Taxpayers funded 84% of public employee pensions in 2020

Taxpayers funded 84% of public employee pensions in 2020

Taxpayer contributions accounted for 56% of the money that flowed into Illinois’ pension funds in 2000. Two decades later, residents funded 84% of public employees’ retirements, yet pension debt is still growing.

Illinois residents contributed 84% of the funding for the state’s five public pension systems in 2020, up from 56% 20 years earlier.

But employee contributions have remained relatively unchanged at just 5% of the individual benefits they will receive, according to an analysis of state records.

While the taxpayer contributions have grown significantly, they cannot keep up with the overpromised benefits. The state’s pension debt – the difference between what has been promised and the money to pay for those promises – stands at a nation-leading $313 billion, according to Moody’s Investors Service.

Illinois spends more of its budget on pensions that any other state, and still has the biggest gap between what it currently pays and what it would take to pay down the debt without reform. Illinois also spends more of its state and local revenues on pensions than any other state, about double the national average.
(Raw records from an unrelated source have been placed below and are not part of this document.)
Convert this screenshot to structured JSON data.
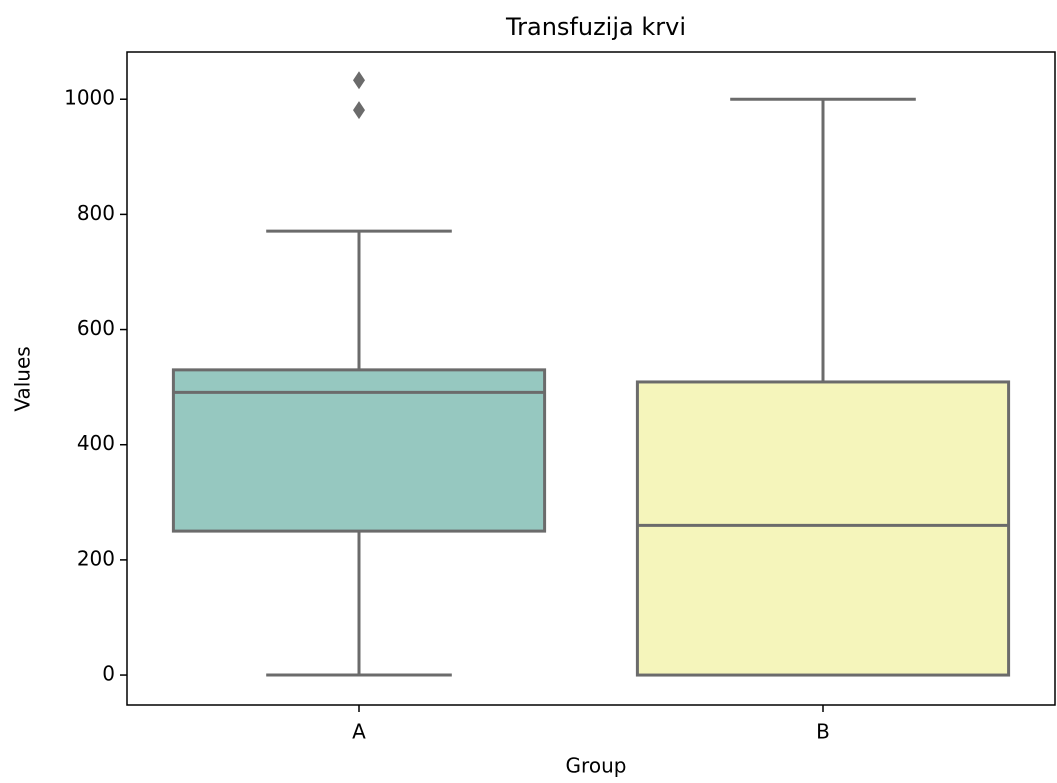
{
  "chart_data": {
    "type": "box",
    "title": "Transfuzija krvi",
    "x_label": "Group",
    "y_label": "Values",
    "categories": [
      "A",
      "B"
    ],
    "colors": [
      "#96c8c0",
      "#f5f5bb"
    ],
    "boxes": [
      {
        "whislo": 0,
        "q1": 250,
        "med": 491,
        "q3": 530,
        "whishi": 771,
        "fliers": [
          981,
          1033
        ]
      },
      {
        "whislo": 0,
        "q1": 0,
        "med": 260,
        "q3": 509,
        "whishi": 1000,
        "fliers": []
      }
    ],
    "ylim": [
      -52,
      1082
    ],
    "yticks": [
      0,
      200,
      400,
      600,
      800,
      1000
    ]
  }
}
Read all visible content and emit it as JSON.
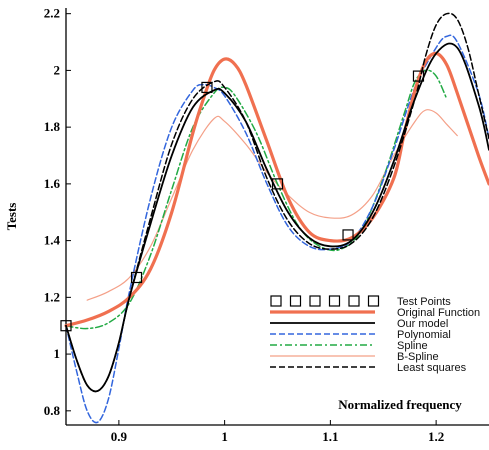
{
  "chart_data": {
    "type": "line",
    "title": "",
    "xlabel": "Normalized frequency",
    "ylabel": "Tests",
    "xlim": [
      0.85,
      1.25
    ],
    "ylim": [
      0.75,
      2.22
    ],
    "x_ticks": [
      0.9,
      1,
      1.1,
      1.2
    ],
    "x_tick_labels": [
      "0.9",
      "1",
      "1.1",
      "1.2"
    ],
    "y_ticks": [
      0.8,
      1,
      1.2,
      1.4,
      1.6,
      1.8,
      2,
      2.2
    ],
    "y_tick_labels": [
      "0.8",
      "1",
      "1.2",
      "1.4",
      "1.6",
      "1.8",
      "2",
      "2.2"
    ],
    "grid": false,
    "legend_position": "bottom-right",
    "test_points": {
      "name": "Test Points",
      "x": [
        0.85,
        0.9167,
        0.9833,
        1.05,
        1.1167,
        1.1833
      ],
      "y": [
        1.1,
        1.27,
        1.94,
        1.6,
        1.42,
        1.98
      ]
    },
    "series": [
      {
        "name": "Original Function",
        "color": "#f07050",
        "style": "solid-thick",
        "x": [
          0.85,
          0.87,
          0.89,
          0.91,
          0.93,
          0.95,
          0.97,
          0.98,
          0.99,
          1.0,
          1.01,
          1.02,
          1.04,
          1.06,
          1.08,
          1.1,
          1.12,
          1.14,
          1.16,
          1.17,
          1.18,
          1.19,
          1.2,
          1.21,
          1.22,
          1.24,
          1.25
        ],
        "y": [
          1.1,
          1.12,
          1.15,
          1.2,
          1.3,
          1.5,
          1.78,
          1.9,
          2.0,
          2.04,
          2.02,
          1.95,
          1.75,
          1.55,
          1.43,
          1.4,
          1.41,
          1.48,
          1.62,
          1.78,
          1.93,
          2.03,
          2.06,
          2.02,
          1.92,
          1.7,
          1.6
        ]
      },
      {
        "name": "Our model",
        "color": "#000000",
        "style": "solid",
        "x": [
          0.85,
          0.86,
          0.87,
          0.88,
          0.89,
          0.9,
          0.91,
          0.93,
          0.95,
          0.97,
          0.99,
          1.0,
          1.02,
          1.04,
          1.06,
          1.08,
          1.1,
          1.12,
          1.14,
          1.16,
          1.18,
          1.2,
          1.22,
          1.24,
          1.25
        ],
        "y": [
          1.1,
          0.98,
          0.89,
          0.87,
          0.92,
          1.04,
          1.2,
          1.46,
          1.7,
          1.87,
          1.93,
          1.92,
          1.82,
          1.65,
          1.5,
          1.41,
          1.38,
          1.4,
          1.5,
          1.68,
          1.9,
          2.06,
          2.08,
          1.88,
          1.72
        ]
      },
      {
        "name": "Polynomial",
        "color": "#3366dd",
        "style": "dashed",
        "x": [
          0.85,
          0.86,
          0.87,
          0.88,
          0.89,
          0.9,
          0.91,
          0.93,
          0.95,
          0.97,
          0.98,
          0.99,
          1.0,
          1.02,
          1.04,
          1.06,
          1.08,
          1.1,
          1.12,
          1.14,
          1.16,
          1.18,
          1.2,
          1.21,
          1.22,
          1.24,
          1.25
        ],
        "y": [
          1.1,
          0.94,
          0.8,
          0.76,
          0.84,
          1.02,
          1.22,
          1.55,
          1.8,
          1.93,
          1.95,
          1.94,
          1.91,
          1.78,
          1.6,
          1.45,
          1.38,
          1.37,
          1.4,
          1.52,
          1.72,
          1.94,
          2.08,
          2.12,
          2.1,
          1.92,
          1.76
        ]
      },
      {
        "name": "Spline",
        "color": "#22aa44",
        "style": "dashdot",
        "x": [
          0.85,
          0.87,
          0.89,
          0.91,
          0.93,
          0.95,
          0.97,
          0.99,
          1.0,
          1.01,
          1.03,
          1.05,
          1.07,
          1.09,
          1.11,
          1.13,
          1.15,
          1.17,
          1.18,
          1.19,
          1.2,
          1.21
        ],
        "y": [
          1.1,
          1.09,
          1.11,
          1.18,
          1.35,
          1.58,
          1.8,
          1.92,
          1.94,
          1.91,
          1.78,
          1.6,
          1.45,
          1.38,
          1.37,
          1.44,
          1.62,
          1.85,
          1.96,
          2.0,
          1.98,
          1.9
        ]
      },
      {
        "name": "B-Spline",
        "color": "#f4a088",
        "style": "solid-thin",
        "x": [
          0.87,
          0.89,
          0.91,
          0.93,
          0.95,
          0.97,
          0.99,
          1.0,
          1.02,
          1.04,
          1.06,
          1.08,
          1.1,
          1.12,
          1.14,
          1.16,
          1.18,
          1.19,
          1.2,
          1.21,
          1.22
        ],
        "y": [
          1.19,
          1.22,
          1.27,
          1.38,
          1.55,
          1.72,
          1.83,
          1.82,
          1.74,
          1.64,
          1.56,
          1.5,
          1.48,
          1.49,
          1.56,
          1.7,
          1.82,
          1.86,
          1.85,
          1.81,
          1.77
        ]
      },
      {
        "name": "Least squares",
        "color": "#000000",
        "style": "dashed",
        "x": [
          0.85,
          0.86,
          0.87,
          0.88,
          0.89,
          0.9,
          0.91,
          0.93,
          0.95,
          0.97,
          0.99,
          1.0,
          1.02,
          1.04,
          1.06,
          1.08,
          1.1,
          1.12,
          1.14,
          1.16,
          1.18,
          1.19,
          1.2,
          1.21,
          1.22,
          1.23,
          1.24,
          1.25
        ],
        "y": [
          1.1,
          0.98,
          0.89,
          0.87,
          0.92,
          1.04,
          1.2,
          1.48,
          1.74,
          1.9,
          1.96,
          1.94,
          1.82,
          1.62,
          1.47,
          1.39,
          1.37,
          1.39,
          1.48,
          1.66,
          1.9,
          2.05,
          2.16,
          2.2,
          2.18,
          2.08,
          1.92,
          1.76
        ]
      }
    ]
  }
}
Neighboring Wisconsin employees are legally required to pay for 50% of benefits. Contributions are recalculated each year to ensure this happens. Wisconsin has no pension debt and the best funding ratio in the nation.

Illinois’ pension crisis exists because politicians played reckless funding games and deferred costs into the future, but those moves resulted from them agreeing with public worker unions to benefit levels that were too expensive for taxpayers to sustain.

The typical career government worker is set to receive lifetime retirement benefits worth around $2.3 million. Continuing to make these payments in full would require future tax hikes and continued cuts to services for the state’s most vulnerable residents, such as mental health and child protection.

Politicians at the state and local levels have historically sought creative ways to avoid making the full actuarial pension payments on the skyrocketing debt. One solution to bring payments in line with what taxpayers can afford is constitutional pension reform.

Polling commissioned by the Illinois Policy Institute shows 61% of likely voters across the state support constitutional pension reform – more than enough Illinoisans to pass an amendment if it were on the ballot today.

A “hold harmless” pension reform plan would tie all pension cost-of-living adjustments to inflation rather than the current 3% compounded annual raises, saving $2.4 billion for the state budget in the first year and more than $50 billion by 2045. It would also increase required government contributions to fully fund retirees’ promised pensions – rather than the 90% funding the state is shooting for – while protecting already earned benefits.

Opponents of pension reform often claim the pension crisis exists because politicians skipped payments or otherwise “underfunded” the systems. But underfunding is a symptom, not a cause, of Illinois’ pension crisis.

Taxpayers can’t afford to wait for the day Springfield politicians willingly put aside special interests for the public good. It’s time for Illinoisans to take the first step.